II. Les transactions intra-communautaires portant sur les marchandises

Notons tout d'abord qu'au sein de l’Union Européenne il convient non pas de
parler d’importations et d’exportations mais d’acquisitions et de livraisons ; le
territoire communautaire s’entendant des 27 États membres même si certains
territoires vont être exclus du champ d’application de cette TVA (comme par exemple
les DOM TOM).

D'une manière général, le régime est fondé sur une distinction entre
assujettis et non-assujettis.
Les assujettis acquittent la TVA de leur propre État ( = État de l'acquéreur ) et
les non-assujettis acquittent la TVA du lieu d'acquisition ( = État du vendeur ) : le bien
est acheté toute taxe compris et le vendeur sera redevable de la taxe dans son propre
État.

A. Les livraisons intra-communautaires de biens entre assujettis

La première condition pour que l’on puisse appliquer ce régime est l’attribution
d’un numéro à tout assujetti effectuant des opérations intracommunautaires, numéro
comprenant un code pour le pays, suivi d’une clé et du numéro SIREN de l’entreprise.
Ces numéros d’assujettis devront obligatoirement être portés sur chacune
des factures correspondant à une opération intracommunautaire.
En outre les entreprises doivent également adresser tous les mois à
l’administration des douanes une déclaration d’échange des biens entre États membres
de l’Union Européenne dans le but de faciliter les contrôles opérés par les États
membres.
Ce formalisme mis à part, le régime applicable aux livraisons
intracommunautaires est relativement simple puisqu’il prévoit l’exonération des
livraisons et la taxation des acquisitions.

Cette exonération de livraison est soumise aux conditions de l'article 262 Ter CGI
:
– La livraison doit être effectuée à titre onéreux
– Le vendeur doit être un assujetti
– L'acquéreur doit être un assujetti ou une personne morale non assujettie qui ne
bénéficie pas dans son État membre d'un régime dérogatoire.
– Le bien à destination d'un État membre doit être expédié ou transporté hors de
France ; tous les moyens de preuves sont admis.

B. Les livraisons intra-communautaires de biens entre non assujettis

Les particuliers et les assujettis n'agissant pas en tant que tels ne


peuvent procéder à l'auto-taxation et est dès lors est appliqué le régime de la TVA du
lieu d'acquisition du bien.
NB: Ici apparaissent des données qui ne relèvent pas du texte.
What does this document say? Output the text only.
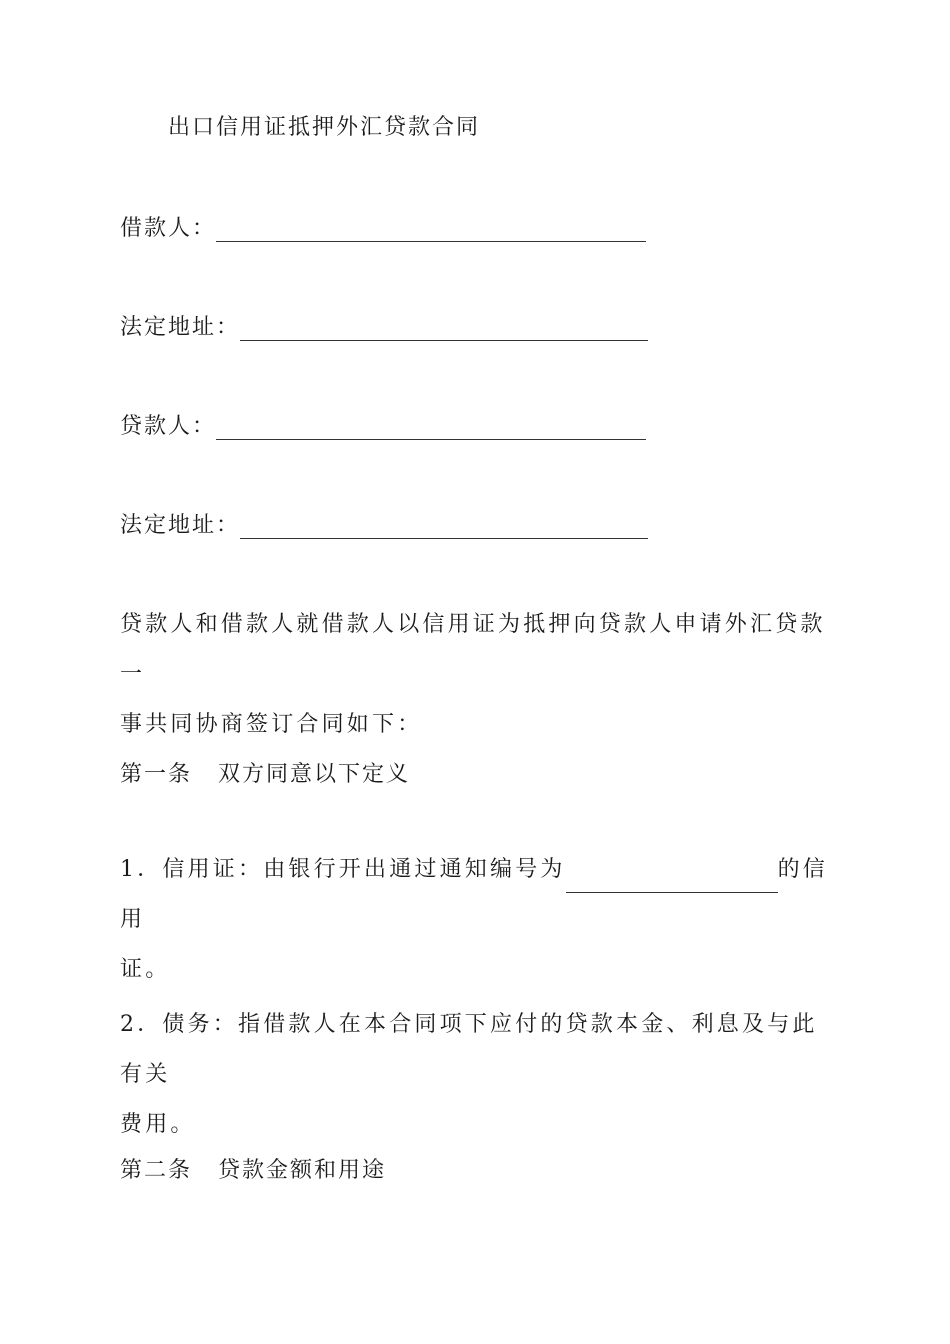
出口信用证抵押外汇贷款合同
借款人：
法定地址：
贷款人：
法定地址：
贷款人和借款人就借款人以信用证为抵押向贷款人申请外汇贷款一
事共同协商签订合同如下：
第一条 双方同意以下定义
1．信用证：由银行开出通过通知编号为	的信用
证。
2．债务：指借款人在本合同项下应付的贷款本金、利息及与此有关
费用。
第二条 贷款金额和用途
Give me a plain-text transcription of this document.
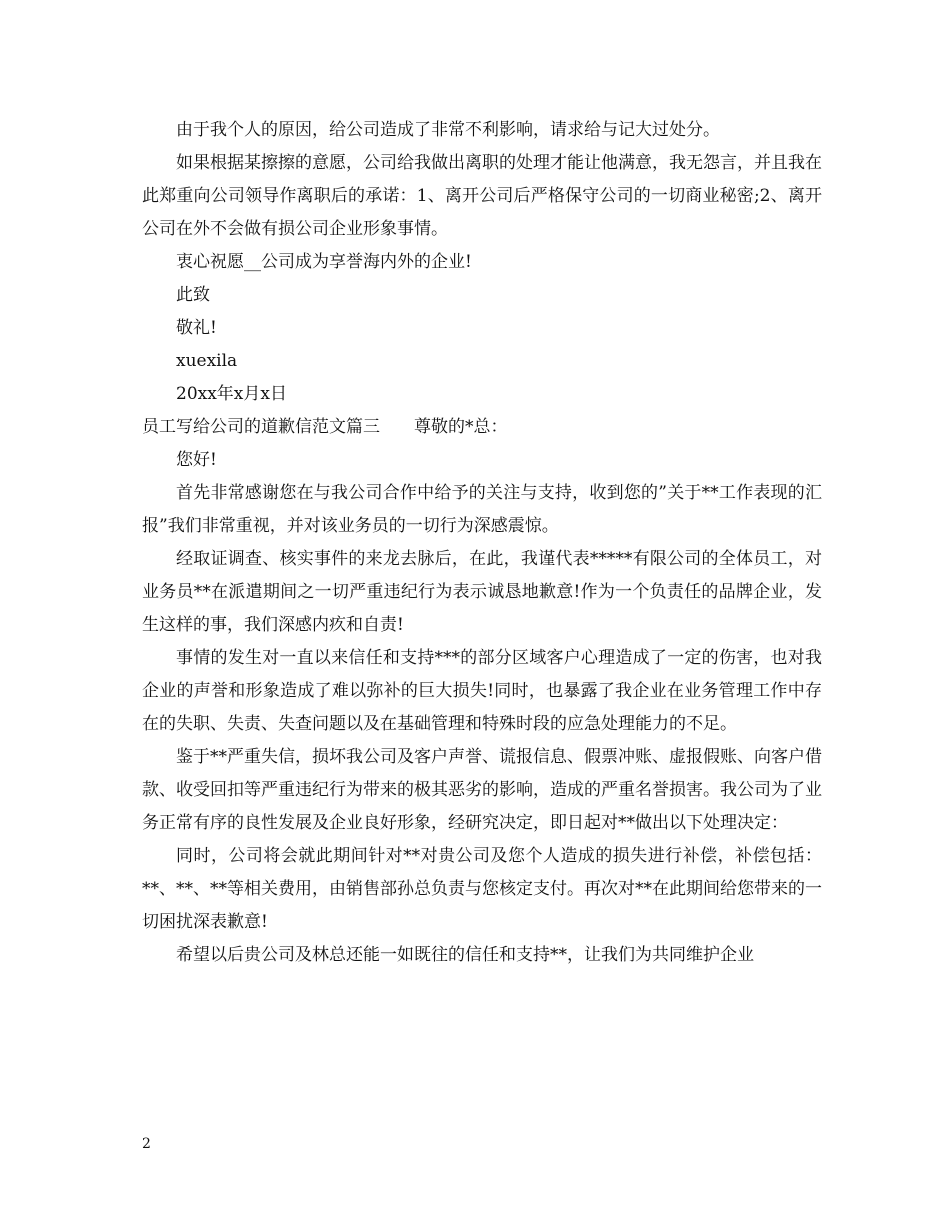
由于我个人的原因，给公司造成了非常不利影响，请求给与记大过处分。

如果根据某擦擦的意愿，公司给我做出离职的处理才能让他满意，我无怨言，并且我在此郑重向公司领导作离职后的承诺：1、离开公司后严格保守公司的一切商业秘密;2、离开公司在外不会做有损公司企业形象事情。

衷心祝愿__公司成为享誉海内外的企业!

此致

敬礼!

xuexila

20xx年x月x日

员工写给公司的道歉信范文篇三　　尊敬的*总：

您好!

首先非常感谢您在与我公司合作中给予的关注与支持，收到您的”关于**工作表现的汇报”我们非常重视，并对该业务员的一切行为深感震惊。

经取证调查、核实事件的来龙去脉后，在此，我谨代表*****有限公司的全体员工，对业务员**在派遣期间之一切严重违纪行为表示诚恳地歉意!作为一个负责任的品牌企业，发生这样的事，我们深感内疚和自责!

事情的发生对一直以来信任和支持***的部分区域客户心理造成了一定的伤害，也对我企业的声誉和形象造成了难以弥补的巨大损失!同时，也暴露了我企业在业务管理工作中存在的失职、失责、失查问题以及在基础管理和特殊时段的应急处理能力的不足。

鉴于**严重失信，损坏我公司及客户声誉、谎报信息、假票冲账、虚报假账、向客户借款、收受回扣等严重违纪行为带来的极其恶劣的影响，造成的严重名誉损害。我公司为了业务正常有序的良性发展及企业良好形象，经研究决定，即日起对**做出以下处理决定：

同时，公司将会就此期间针对**对贵公司及您个人造成的损失进行补偿，补偿包括：**、**、**等相关费用，由销售部孙总负责与您核定支付。再次对**在此期间给您带来的一切困扰深表歉意!

希望以后贵公司及林总还能一如既往的信任和支持**，让我们为共同维护企业

2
Cependant cette solution peut poser problème car les
particuliers vont aller acheter les produits dans un État en fonction du montant de la
TVA ; ce qui constitue un marchandage fiscal contre lequel viennent lutter des
régimes particuliers :

- Les véhicules neufs ( 298 sexes CGI ) sont soumis à la TVA de l'État membre de
destination. On entend par véhicule neuf tout véhicule de moins de 6 mois pour les
véhicules terrestres à moteur et 3 mois pour les avions et bateaux.
- Les personnes bénéficiant d'un régime dérogatoire, c'est à dire les personnes
morales non assujetties à raison de l'activité pour laquelle l'acquisition est réalisée
( ex: ministère, université ), les personnes assujetties ne réalisant que des opérations
n'ouvrant pas droit à déduction ou encore les exploitants agricoles imposés selon le
régime forfaitaire. S'agissant de ces personnes, si le montant des achats autre que
des moyens de transport neufs ou les produits soumis à un droit d'accise
effectués dans les autres États membres n'a pas excédé pendant l'année civile
précédente ni l'année civile en cours, le seuil choisi par l'État de la personne
concernée, celle-ci sera soumise à la TVA selon le régime applicable aux particuliers
sauf option contraire de la part de la personne bénéficiant du régime dérogatoire.
- Les ventes à distance ( échanges intra-communautaires constitutifs d'une livraison
de biens expédiés ou transportés par le vendeur ou pour son compte à destination de
l'acquéreur depuis la France vers un État membre ou inversement ; l'acquéreur étant
un particulier ou une personne bénéficiant d'un régime dérogatoire et la vente de
concernant par un véhicule neuf ou un produit soumis à accise ) constituent toujours
une livraison taxable au niveau du vendeur mais la localisation de cette livraison
va être soumise à des règles particulières : en dessous d'un certain seuil le lieu de
livraison est réputé se situer dans l'État de départ des biens avec donc pour
conséquence l'application de la TVA de cet État.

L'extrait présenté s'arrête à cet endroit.